Saturday, June 13, 2020

Another Shoulder Holster Review

Falco Shoulder Holster System from Craft Holsters. Note: each square is one inch.
      Back in early April of this year, I posted a review of a shoulder holster provided to me by Craft Holsters, and manufactured by Vega Holsters in Italy. My oldest son was so impressed with it that he wanted to order one for himself. Craft Holsters did not offer a Vega model in left hand for the firearm my son wanted, but did have it available in a shoulder holster system from Falco Holsters in either brown (shown) or black.  My son paid them the $139 (plus shipping) and had it a few weeks later.

      Although the Falco system is similar to the Vega system, both of which are modeled after the Galco Miami Classic holster system, there are significant differences between the Falco and Vega systems; and for some of you, these differences may justify the $10 price difference.

Front (or outside) of holster

Back-side of holster
     First, as you can see from the photographs, the Falco holster comes with two tie-downs, designed to clip around your belt, to keep the holster from flopping around. I've shown those tie-downs attached, but, like me, my son actually doesn't use them when wearing the system, and thus wears the holster with the tie-downs removed.

     Second, instead of a buckle type system for adjusting the length of the straps on the harness, it uses screws to secure the end to whichever adjustment hole is used.

     Third, the construction of the holster differs significantly from my Vega system. Both the Vego and Falco systems use an open muzzle design, but whereas my Vega used a spacer in the holster because it was stitched closed at the top of the holster, the Falco is completely stitched on the bottom edge. A very thick leather backer (which also doubles as the thumb break) is stitched to the back. (See photograph below).

      Like the Vega system, the Falco system is designed so that if you had to, you could remove the harness and use the holster portion as a belt holster. However, while the Vega attaches the straps to hangers stitched into the holster, the Falco runs the straps through slots cut into the leather backer on the holster. Leather can wear and weaken over time as the leather is flexed, so eliminating the hangers on the holster should give the Falco holster an overall longer life.

A view of the thumb break--note the 3-layers of leather.
      Fourth, the harness straps are connected together via two leather pieces (one above and one under) the straps and all of them riveted together. (See below).
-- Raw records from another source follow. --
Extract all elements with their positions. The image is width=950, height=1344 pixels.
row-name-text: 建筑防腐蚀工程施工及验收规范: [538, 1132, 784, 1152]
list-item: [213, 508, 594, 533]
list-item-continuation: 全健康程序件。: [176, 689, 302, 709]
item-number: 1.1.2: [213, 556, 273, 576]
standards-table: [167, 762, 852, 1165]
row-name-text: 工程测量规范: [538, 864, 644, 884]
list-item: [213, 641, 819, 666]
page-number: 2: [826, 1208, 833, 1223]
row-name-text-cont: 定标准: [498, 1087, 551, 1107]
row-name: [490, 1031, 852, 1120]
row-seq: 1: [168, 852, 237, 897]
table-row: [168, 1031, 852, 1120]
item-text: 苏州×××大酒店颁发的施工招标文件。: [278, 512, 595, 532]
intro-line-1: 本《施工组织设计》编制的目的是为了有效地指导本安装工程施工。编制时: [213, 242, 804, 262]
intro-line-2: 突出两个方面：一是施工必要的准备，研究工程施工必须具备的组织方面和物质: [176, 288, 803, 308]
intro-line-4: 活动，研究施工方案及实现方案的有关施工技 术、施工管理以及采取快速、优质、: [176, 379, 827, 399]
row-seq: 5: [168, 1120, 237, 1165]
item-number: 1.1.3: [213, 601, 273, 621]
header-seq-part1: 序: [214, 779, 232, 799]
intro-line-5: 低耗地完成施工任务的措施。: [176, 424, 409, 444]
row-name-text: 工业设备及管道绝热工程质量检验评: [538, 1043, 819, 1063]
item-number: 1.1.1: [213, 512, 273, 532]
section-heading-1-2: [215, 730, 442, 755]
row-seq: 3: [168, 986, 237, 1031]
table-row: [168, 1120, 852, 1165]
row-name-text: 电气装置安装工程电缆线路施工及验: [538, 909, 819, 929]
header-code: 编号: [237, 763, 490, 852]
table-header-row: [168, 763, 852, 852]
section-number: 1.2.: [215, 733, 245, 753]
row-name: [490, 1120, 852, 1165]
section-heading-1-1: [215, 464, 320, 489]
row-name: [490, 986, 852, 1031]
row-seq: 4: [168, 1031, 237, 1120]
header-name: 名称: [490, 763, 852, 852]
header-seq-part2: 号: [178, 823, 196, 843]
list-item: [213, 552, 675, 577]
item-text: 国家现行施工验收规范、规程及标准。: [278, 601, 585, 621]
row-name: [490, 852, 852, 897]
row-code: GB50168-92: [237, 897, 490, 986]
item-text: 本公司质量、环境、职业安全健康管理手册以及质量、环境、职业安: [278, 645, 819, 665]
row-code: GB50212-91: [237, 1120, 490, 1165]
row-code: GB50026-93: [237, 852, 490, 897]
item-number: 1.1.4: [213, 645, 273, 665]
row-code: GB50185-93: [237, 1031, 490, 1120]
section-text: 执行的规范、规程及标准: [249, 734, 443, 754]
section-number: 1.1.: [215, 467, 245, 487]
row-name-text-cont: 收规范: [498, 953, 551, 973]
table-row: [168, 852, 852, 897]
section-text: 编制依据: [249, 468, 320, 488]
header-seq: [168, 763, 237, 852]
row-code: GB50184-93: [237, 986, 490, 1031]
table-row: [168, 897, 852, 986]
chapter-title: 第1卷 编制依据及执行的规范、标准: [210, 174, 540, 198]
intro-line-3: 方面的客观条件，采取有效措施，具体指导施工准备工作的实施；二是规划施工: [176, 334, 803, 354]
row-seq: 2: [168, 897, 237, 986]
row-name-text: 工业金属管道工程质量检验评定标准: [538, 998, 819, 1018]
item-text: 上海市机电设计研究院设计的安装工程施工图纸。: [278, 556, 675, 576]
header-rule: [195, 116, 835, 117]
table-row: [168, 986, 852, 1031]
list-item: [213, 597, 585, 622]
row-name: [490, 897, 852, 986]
As you may recall, my Vega system used a silicone piece to which the harness straps attached via metal snaps.
How the harness straps connect (outside view)

How the harness straps connect (underside)
     There are also some differences in the construction and design of the magazine pouch.

Magazine pouch (top-side)

Magazine pouch (under-side)

Magazine pouch with two 15-round Glock magazines
      When I got my holster, I didn't need to use the leather break-in kit that was also provided. This one was a tight enough fit, though, that my son did have to use the leather break-in kit to stretch both the retention strap around the firearm and to fit the magazines into their pouch. The process was simple and only needed an over-night treatment. So I would recommend getting the break-in kit if you order this system.

      My son had previously carried his pistol in a DeSantis inside-the-waistband (IWB) holster with a Kore brand gun belt, but prefers this holster for three main reasons: first, it doesn't tend to pull down his pants during the day as did the DeSantis holster; two, it allowed him to carry extra magazines; and, three, it is less trouble to get on and off. He did note that the holster was initially uncomfortable to wear, mostly because he wasn't use to it, but that quickly passed due to adjusting it as needed to fit him correctly and acclimation to it on the shoulders.

     In short, my son really likes the Falco shoulder holster system and has been very pleased with it.